Le 5 avril 1943, il est arrêté par la Gestapo à la suite de l’interpellation à Lyon de deux officiers en possession de documents compromettants, dont un inventaire détaillant les armes stockées dans sa propriété. Conduit à l’Hôtel Bristol du Puy pour y être interrogé, il refuse de parler. Il est alors transféré de nuit à l’Hôtel Terminus à Lyon, où il subit près de 72 heures de torture. Le 8 avril au matin, il finit par révéler l’emplacement des armes dissimulées dans le jardin de sa maison.
Ramené à Aiguilhe pour constater la saisie en présence des autorités locales, il y revoit son épouse, elle aussi arrêtée. Elle sera détenue pendant 45 jours avant d’être relâchée en mai. Jean et son épouse sont d’abord emprisonnés à Montluc, avant que Jean ne soit transféré à Fresnes, où il reste du 21 mai au 11 octobre 1943. À cette date, il est déporté vers le camp de Mauthausen, en Autriche. Ce n’est que le 5 mai 1945, après avoir enduré 20 mois dans ce camp de la mort, que Jean Joulian est enfin libéré. Il est rapatrié en France le 20 mai suivant, dans un état de santé extrêmement dégradé : il ne pèse alors plus que 43 kg, contre 102 kg au moment de son arrestation.
Attestation du CL Buckmaster (SHD Caen, AC 21 P, dossier n°577500)
Tandis que Jean Joulian coordonne les activités de résistance, son épouse Marie-Louise, surnommée "Éminence grise", joue un rôle essentiel dans l’ombre : elle assure la liaison entre Lyon et Le Puy-en-Velay et héberge des aviateurs alliés tombés en territoire occupé. En avril 1942, un officier radio anglais, Grégoire, séjourne chez les Joulian pendant six semaines. C’est également durant cette période que le commandant Philippe de Vomécourt, chef du réseau Buckmaster en France, leur rend visite sous les noms de Gauthier. En mai 1942, face à l’ampleur croissante des opérations, deux groupes de réception pour les parachutages sont créés : l’un anglais, dirigé par E.-M. Wilkinson (surnommé Alexandre) et Valérien, et l’autre français, dirigé par Jean Joulian et Eugène Labourier.

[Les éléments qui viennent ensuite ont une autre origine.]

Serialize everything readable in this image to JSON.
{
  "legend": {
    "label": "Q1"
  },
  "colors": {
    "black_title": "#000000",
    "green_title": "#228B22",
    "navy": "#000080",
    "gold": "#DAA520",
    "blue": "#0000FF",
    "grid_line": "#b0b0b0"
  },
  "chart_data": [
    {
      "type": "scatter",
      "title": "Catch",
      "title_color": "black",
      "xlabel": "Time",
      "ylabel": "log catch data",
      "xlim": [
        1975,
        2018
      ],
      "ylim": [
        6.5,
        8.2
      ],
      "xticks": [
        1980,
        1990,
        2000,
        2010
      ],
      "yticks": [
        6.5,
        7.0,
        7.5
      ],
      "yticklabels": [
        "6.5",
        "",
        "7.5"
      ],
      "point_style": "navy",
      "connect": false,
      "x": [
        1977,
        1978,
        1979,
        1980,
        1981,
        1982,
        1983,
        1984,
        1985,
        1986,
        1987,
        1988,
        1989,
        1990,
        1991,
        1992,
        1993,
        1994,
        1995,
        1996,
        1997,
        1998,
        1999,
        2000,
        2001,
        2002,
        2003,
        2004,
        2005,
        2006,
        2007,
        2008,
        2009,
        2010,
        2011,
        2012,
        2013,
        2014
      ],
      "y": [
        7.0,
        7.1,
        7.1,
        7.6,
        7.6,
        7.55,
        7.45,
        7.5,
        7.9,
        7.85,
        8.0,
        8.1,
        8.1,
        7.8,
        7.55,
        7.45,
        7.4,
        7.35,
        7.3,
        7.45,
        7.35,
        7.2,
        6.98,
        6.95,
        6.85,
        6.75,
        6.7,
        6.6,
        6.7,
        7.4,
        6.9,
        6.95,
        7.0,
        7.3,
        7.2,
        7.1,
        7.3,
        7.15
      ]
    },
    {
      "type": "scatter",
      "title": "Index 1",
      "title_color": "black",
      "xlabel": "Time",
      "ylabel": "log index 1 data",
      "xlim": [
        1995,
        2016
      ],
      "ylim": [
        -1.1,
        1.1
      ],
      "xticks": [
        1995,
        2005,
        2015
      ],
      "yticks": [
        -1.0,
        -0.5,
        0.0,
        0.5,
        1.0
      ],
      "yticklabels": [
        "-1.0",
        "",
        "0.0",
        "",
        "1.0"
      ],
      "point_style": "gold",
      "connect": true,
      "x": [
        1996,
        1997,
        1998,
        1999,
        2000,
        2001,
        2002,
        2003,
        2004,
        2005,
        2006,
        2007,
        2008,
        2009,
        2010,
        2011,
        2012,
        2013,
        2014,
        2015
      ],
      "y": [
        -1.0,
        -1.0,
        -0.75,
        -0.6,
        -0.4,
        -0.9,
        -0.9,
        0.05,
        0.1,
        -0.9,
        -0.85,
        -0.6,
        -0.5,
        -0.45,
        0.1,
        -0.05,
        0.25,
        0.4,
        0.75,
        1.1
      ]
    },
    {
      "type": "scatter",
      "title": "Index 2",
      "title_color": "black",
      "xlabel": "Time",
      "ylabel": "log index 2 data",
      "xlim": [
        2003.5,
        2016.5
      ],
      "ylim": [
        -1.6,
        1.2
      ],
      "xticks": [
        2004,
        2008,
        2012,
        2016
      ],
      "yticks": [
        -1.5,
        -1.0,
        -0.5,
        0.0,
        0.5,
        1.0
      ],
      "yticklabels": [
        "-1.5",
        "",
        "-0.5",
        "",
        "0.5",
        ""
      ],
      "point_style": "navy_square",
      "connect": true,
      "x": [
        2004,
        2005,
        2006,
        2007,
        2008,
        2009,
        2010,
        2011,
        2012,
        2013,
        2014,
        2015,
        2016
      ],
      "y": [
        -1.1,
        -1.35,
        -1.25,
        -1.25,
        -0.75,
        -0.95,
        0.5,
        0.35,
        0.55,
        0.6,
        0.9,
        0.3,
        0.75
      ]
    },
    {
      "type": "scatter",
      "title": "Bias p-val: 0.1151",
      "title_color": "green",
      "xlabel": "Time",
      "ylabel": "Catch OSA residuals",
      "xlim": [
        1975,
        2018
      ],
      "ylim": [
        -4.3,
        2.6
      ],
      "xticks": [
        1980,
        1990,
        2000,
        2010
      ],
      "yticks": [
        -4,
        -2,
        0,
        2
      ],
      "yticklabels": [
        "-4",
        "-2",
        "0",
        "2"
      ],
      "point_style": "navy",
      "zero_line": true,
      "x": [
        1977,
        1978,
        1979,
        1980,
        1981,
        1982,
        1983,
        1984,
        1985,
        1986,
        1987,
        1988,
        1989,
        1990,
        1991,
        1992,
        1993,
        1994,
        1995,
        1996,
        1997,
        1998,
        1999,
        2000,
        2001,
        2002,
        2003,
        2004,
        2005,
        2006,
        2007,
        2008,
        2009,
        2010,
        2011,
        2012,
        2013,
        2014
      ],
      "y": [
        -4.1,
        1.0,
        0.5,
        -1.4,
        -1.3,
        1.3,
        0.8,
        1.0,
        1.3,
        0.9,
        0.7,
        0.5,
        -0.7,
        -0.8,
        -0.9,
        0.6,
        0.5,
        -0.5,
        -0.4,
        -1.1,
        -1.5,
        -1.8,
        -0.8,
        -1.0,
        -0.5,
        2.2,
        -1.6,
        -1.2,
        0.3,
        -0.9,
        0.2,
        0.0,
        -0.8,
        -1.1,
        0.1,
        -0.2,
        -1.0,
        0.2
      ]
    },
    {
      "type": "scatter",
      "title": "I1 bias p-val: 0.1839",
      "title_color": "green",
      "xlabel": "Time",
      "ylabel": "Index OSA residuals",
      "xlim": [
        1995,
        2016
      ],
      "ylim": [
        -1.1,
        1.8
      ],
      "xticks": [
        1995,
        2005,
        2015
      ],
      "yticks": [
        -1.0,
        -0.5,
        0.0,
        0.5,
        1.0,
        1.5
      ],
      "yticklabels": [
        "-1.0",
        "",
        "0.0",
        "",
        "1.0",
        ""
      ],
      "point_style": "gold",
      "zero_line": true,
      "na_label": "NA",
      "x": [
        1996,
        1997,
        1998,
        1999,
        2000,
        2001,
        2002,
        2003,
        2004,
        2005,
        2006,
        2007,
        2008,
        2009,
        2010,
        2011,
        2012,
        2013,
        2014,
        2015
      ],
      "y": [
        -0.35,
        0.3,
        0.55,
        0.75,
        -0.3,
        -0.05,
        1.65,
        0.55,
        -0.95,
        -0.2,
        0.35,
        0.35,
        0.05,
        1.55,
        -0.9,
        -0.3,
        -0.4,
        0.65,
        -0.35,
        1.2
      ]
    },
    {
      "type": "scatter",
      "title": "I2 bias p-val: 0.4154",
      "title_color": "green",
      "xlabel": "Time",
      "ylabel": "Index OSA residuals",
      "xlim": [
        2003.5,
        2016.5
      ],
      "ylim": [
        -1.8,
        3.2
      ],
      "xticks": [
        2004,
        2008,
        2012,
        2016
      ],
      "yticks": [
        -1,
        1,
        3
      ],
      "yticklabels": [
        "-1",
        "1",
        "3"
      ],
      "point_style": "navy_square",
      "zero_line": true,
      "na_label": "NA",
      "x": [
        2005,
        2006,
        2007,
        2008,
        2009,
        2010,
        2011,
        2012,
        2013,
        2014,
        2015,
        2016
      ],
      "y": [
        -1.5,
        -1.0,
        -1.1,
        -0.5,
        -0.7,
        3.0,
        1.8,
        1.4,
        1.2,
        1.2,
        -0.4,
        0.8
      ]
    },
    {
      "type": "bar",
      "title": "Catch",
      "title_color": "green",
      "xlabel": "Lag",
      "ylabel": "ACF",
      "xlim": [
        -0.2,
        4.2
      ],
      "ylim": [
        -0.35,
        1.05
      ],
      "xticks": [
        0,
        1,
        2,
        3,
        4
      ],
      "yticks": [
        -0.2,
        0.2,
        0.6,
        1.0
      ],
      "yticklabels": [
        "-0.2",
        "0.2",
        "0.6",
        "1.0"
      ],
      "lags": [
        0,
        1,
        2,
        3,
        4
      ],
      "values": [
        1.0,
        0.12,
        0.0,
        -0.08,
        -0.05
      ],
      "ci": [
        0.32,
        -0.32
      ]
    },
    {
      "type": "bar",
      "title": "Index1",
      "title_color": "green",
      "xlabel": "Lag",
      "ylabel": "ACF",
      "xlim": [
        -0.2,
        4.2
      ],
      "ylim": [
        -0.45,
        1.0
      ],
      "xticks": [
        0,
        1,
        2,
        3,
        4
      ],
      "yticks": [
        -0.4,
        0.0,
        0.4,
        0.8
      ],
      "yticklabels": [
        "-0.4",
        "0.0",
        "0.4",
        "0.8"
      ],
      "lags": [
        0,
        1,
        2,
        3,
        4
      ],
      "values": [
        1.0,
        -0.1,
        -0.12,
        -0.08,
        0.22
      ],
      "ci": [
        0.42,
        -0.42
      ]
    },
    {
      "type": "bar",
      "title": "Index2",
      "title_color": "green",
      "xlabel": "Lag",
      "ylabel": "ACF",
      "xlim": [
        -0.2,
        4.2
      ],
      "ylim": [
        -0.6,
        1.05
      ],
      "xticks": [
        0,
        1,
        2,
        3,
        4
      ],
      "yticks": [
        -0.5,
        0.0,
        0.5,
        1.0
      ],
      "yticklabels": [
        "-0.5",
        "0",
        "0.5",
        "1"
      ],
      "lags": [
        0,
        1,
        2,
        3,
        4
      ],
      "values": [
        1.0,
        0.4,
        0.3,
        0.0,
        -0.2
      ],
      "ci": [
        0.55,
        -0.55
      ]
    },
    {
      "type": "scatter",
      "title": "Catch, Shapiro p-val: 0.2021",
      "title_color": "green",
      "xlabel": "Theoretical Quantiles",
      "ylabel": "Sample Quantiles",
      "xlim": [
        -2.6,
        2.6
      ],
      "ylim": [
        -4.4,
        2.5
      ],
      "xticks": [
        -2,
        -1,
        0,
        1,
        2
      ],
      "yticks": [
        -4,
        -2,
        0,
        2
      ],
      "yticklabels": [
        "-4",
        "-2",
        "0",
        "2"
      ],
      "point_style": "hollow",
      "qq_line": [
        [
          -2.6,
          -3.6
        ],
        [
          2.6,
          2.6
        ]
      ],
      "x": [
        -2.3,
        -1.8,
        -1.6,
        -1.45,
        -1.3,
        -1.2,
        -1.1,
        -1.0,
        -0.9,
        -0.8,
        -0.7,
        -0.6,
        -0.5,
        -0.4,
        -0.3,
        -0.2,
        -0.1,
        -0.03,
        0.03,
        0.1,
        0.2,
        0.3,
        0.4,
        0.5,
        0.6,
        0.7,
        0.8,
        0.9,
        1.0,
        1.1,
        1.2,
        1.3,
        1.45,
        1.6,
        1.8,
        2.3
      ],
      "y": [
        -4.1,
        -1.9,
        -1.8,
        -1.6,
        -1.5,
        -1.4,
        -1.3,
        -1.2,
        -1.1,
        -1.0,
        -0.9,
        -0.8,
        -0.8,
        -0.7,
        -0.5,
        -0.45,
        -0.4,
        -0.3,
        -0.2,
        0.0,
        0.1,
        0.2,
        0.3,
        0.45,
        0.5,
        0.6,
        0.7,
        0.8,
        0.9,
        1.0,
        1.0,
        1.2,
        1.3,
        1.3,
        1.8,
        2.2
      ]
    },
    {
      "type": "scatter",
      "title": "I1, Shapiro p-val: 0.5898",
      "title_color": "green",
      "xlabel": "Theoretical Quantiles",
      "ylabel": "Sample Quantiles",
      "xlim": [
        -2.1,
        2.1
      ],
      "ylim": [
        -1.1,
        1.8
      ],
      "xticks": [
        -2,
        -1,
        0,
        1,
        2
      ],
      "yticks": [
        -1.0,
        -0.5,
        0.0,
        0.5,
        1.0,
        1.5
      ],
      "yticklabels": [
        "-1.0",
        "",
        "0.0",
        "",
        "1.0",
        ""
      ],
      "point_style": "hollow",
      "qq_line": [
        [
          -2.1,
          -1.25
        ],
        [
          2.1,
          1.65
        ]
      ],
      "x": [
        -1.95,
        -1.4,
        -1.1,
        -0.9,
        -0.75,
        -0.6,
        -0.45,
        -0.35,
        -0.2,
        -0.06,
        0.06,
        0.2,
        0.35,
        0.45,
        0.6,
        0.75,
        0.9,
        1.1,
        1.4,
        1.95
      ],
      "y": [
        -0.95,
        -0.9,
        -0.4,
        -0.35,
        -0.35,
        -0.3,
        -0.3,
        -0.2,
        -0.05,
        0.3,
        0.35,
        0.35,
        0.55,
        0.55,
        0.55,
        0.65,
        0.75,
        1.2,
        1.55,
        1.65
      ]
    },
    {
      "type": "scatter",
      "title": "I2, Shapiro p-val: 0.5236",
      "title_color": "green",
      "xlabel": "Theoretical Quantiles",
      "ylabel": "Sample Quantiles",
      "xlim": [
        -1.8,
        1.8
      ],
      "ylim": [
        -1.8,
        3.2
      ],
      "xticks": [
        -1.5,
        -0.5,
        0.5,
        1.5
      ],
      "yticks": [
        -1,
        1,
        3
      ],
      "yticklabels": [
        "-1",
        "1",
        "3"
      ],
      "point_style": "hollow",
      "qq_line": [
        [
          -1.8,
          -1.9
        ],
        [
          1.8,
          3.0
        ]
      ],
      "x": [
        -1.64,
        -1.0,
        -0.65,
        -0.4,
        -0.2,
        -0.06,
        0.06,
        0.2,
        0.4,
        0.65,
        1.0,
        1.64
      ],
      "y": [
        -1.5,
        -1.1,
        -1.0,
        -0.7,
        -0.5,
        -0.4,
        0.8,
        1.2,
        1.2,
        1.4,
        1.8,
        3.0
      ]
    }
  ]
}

Le réseau, baptisé "Privet", repose également sur l’engagement de personnes de l’ombre. Juliette Chausse, la domestique des Joulian, prend en charge les aspects logistiques, tandis que Maurice Laurent, leur chauffeur, assure discrètement le transport d’agents anglais ou de matériel.
Ce dispositif illustre comment, dès 1941, des citoyens ordinaires se sont engagés avec courage pour combattre l’occupation nazie, en coopération étroite avec les services secrets britanniques. Jean Joulian a reçu, à titre posthume, de nombreuses distinctions honorant son courage et son engagement dans la Résistance : fait Chevalier, puis Officier et enfin Commandeur de la Légion d’honneur (décrets des 9 mai 1946, 19 avril 1958 et 31 juillet 1959), il s’est également vu attribuer la Croix de guerre avec palme, la Médaille de la Résistance française avec rosette (décret du 25 avril 1946), ainsi que la Croix du Combattant volontaire de la Résistance. Il est reconnu comme Déporté résistant et a été incorporé dans les Forces françaises combattantes (FFC) avec le grade de lieutenant, et dans les Forces françaises de l’intérieur (FFI) avec le grade de capitaine.